The process builds on previous work involving a modified enzyme called butyrylcholinesterase (BCHE), which is capable of naturally breaking down cocaine very rapidly. Unfortunately, its short half-life makes it ineffective in a clinical scenario, since it disappears before it has any long-term impact on the body’s response to cocaine. BCHE cannot be administered orally, which makes it ill-suited for use as a potential treatment.
Wu and Xu have found a way around this by demonstrating that modified skin cells can secrete BCHE into the bloodstream over a long period of time.
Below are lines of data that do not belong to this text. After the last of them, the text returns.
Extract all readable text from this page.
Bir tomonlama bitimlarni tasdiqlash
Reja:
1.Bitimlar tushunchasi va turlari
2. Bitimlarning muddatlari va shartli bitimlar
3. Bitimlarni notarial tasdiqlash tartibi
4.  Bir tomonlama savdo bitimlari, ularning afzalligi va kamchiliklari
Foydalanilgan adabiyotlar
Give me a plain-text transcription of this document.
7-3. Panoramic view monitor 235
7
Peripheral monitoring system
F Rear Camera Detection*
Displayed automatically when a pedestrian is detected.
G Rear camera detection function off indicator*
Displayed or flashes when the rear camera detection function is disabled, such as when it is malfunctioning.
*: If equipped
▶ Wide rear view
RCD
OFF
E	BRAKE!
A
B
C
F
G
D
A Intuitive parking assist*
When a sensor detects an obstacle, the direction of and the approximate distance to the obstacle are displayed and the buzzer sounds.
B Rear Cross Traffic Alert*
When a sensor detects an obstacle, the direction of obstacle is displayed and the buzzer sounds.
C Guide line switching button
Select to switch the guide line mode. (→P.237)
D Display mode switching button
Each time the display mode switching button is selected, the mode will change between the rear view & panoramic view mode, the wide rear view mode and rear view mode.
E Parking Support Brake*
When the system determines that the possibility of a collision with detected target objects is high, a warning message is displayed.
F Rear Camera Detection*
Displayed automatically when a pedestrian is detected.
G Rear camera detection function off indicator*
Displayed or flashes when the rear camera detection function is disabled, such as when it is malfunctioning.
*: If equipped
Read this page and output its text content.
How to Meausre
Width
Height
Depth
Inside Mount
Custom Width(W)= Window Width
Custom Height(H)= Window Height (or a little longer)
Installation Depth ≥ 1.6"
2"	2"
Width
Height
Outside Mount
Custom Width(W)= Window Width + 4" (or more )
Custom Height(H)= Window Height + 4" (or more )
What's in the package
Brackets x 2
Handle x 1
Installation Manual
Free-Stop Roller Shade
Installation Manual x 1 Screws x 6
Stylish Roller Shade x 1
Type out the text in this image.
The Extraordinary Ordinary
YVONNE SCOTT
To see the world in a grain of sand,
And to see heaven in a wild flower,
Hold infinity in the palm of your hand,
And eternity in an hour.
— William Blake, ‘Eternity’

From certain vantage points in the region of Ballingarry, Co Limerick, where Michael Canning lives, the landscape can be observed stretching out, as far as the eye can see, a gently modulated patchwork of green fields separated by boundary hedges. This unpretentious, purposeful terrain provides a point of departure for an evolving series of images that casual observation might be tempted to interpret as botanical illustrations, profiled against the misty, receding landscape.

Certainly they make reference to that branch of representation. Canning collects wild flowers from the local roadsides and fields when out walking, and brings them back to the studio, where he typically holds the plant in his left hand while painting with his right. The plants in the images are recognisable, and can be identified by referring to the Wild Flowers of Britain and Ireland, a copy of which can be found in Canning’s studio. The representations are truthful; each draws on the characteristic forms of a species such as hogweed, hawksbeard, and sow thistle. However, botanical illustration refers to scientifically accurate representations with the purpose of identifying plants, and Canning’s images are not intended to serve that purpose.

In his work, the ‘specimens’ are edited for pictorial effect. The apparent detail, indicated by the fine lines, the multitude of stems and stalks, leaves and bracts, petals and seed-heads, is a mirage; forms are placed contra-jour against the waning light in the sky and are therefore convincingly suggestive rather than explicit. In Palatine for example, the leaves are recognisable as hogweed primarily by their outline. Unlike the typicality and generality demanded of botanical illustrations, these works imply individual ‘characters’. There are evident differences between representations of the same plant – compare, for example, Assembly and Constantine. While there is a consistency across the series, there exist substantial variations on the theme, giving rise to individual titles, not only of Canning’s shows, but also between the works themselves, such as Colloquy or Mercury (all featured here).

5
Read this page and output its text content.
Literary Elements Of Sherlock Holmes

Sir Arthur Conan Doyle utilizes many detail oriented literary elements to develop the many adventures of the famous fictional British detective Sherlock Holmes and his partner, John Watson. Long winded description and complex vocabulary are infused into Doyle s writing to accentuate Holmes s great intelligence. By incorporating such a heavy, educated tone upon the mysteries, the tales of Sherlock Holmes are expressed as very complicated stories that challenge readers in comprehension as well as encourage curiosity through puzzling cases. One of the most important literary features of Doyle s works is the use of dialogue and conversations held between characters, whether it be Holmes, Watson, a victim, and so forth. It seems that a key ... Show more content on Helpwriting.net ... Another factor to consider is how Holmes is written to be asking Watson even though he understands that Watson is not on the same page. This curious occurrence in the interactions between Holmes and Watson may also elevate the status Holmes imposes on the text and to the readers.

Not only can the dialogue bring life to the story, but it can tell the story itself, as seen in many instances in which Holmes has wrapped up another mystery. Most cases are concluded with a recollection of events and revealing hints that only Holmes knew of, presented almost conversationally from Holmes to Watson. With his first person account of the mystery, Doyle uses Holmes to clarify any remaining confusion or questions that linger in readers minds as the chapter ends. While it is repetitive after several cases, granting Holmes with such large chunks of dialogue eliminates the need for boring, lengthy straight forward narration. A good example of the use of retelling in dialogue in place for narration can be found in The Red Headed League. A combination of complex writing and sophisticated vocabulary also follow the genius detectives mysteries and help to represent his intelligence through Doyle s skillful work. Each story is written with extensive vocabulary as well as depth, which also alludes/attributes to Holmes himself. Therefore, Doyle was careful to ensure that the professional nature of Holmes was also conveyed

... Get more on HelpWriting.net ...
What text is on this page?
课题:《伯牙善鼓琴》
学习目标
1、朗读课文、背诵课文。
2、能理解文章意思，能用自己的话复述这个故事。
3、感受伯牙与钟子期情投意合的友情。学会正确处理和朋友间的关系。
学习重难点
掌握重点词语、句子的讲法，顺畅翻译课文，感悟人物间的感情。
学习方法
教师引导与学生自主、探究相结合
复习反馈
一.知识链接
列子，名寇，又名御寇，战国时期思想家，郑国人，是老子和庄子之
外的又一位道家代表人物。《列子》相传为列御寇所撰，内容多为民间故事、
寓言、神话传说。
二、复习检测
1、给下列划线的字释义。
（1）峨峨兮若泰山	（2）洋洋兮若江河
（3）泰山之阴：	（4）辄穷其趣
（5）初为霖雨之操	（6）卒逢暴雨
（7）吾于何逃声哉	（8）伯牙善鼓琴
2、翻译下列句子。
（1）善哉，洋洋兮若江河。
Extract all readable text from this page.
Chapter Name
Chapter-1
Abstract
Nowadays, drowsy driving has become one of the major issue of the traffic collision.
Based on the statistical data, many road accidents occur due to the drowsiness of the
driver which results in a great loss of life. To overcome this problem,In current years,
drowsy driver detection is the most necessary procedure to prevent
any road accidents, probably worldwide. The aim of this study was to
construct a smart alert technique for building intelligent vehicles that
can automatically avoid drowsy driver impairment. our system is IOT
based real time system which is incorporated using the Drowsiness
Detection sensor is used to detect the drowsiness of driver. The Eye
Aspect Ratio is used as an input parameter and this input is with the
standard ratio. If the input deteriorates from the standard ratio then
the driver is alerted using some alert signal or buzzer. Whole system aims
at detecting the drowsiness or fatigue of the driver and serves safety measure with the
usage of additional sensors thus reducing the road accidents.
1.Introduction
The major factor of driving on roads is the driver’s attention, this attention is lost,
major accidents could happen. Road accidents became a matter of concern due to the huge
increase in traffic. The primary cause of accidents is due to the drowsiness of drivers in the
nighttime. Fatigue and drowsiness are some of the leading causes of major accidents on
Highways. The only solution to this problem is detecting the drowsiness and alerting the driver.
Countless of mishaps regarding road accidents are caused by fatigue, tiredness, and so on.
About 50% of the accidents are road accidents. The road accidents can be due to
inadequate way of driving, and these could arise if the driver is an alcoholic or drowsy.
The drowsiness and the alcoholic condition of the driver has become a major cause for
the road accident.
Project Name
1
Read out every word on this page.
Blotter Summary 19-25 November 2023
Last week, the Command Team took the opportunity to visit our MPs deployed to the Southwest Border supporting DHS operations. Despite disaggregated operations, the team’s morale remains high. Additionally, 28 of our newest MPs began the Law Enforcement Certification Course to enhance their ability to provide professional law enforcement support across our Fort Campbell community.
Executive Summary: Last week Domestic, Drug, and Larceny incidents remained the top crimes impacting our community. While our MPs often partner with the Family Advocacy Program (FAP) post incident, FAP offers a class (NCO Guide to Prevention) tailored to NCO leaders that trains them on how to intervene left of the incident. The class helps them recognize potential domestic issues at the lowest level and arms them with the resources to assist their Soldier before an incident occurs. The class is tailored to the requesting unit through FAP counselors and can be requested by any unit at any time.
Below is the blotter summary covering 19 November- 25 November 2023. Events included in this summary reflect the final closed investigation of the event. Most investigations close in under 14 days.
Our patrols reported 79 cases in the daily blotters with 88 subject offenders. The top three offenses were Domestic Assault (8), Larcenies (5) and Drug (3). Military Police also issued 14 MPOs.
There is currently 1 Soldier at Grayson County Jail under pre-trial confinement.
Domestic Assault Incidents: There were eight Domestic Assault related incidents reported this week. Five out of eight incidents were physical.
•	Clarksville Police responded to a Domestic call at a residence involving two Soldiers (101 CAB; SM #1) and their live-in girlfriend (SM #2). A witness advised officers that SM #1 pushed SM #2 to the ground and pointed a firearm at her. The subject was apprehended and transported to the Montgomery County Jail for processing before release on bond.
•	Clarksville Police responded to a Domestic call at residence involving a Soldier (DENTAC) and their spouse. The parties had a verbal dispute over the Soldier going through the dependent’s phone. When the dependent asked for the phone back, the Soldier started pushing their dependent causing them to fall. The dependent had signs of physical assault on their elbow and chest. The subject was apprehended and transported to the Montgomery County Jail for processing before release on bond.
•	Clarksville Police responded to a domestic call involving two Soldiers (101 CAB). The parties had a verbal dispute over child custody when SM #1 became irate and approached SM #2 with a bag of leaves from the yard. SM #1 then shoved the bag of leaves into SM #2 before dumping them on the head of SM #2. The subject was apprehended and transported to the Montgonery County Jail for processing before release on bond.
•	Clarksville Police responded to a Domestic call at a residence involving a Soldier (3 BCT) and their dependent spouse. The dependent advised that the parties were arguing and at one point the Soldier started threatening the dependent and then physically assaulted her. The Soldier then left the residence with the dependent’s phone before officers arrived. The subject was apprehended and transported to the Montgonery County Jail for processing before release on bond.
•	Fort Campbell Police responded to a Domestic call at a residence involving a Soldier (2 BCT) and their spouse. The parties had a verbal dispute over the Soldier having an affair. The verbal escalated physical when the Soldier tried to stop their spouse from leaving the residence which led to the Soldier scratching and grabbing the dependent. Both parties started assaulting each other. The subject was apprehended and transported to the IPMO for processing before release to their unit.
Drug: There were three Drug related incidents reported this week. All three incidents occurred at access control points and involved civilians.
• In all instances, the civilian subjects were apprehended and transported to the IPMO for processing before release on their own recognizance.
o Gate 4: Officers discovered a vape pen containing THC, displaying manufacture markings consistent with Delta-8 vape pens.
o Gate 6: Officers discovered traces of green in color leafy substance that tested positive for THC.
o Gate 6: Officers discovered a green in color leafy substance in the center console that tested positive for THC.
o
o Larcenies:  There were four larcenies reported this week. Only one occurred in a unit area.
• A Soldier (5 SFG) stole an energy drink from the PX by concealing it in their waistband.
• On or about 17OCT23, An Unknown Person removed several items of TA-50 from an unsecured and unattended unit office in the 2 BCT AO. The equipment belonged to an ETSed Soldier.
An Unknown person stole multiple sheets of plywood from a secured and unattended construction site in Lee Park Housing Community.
These skin cells can be applied in the form of a skin graft.
It is still early stages, but the work could have a profound impact on solving the problems caused by thousands of coked-up mice flooding the streets every Saturday night to throw crazy shapes on tiny dance floors, while talking rapidly about how freaking amazing cheese tastes.
Okay, so that’s not really what the researchers hope to solve. (I mean, if that was real, why would you want to stop it?) Instead, they believe their research could play a part in helping battle the effects of cocaine addiction in humans via a similar skin graft procedure.
“It will work, like in mice, by highly efficiently degrading cocaine as soon as it enters the blood circulation, so that little would reach the brain to produce consequences,” Wu told Digital Trends. “[As a result], drug naïve-subjects would not develop cocaine addiction, cocaine addicts would stop using cocaine, and there would be no cocaine-induced relapse in addicts.”
A paper describing the work was recently published in the journal Nature Biomedical Engineering.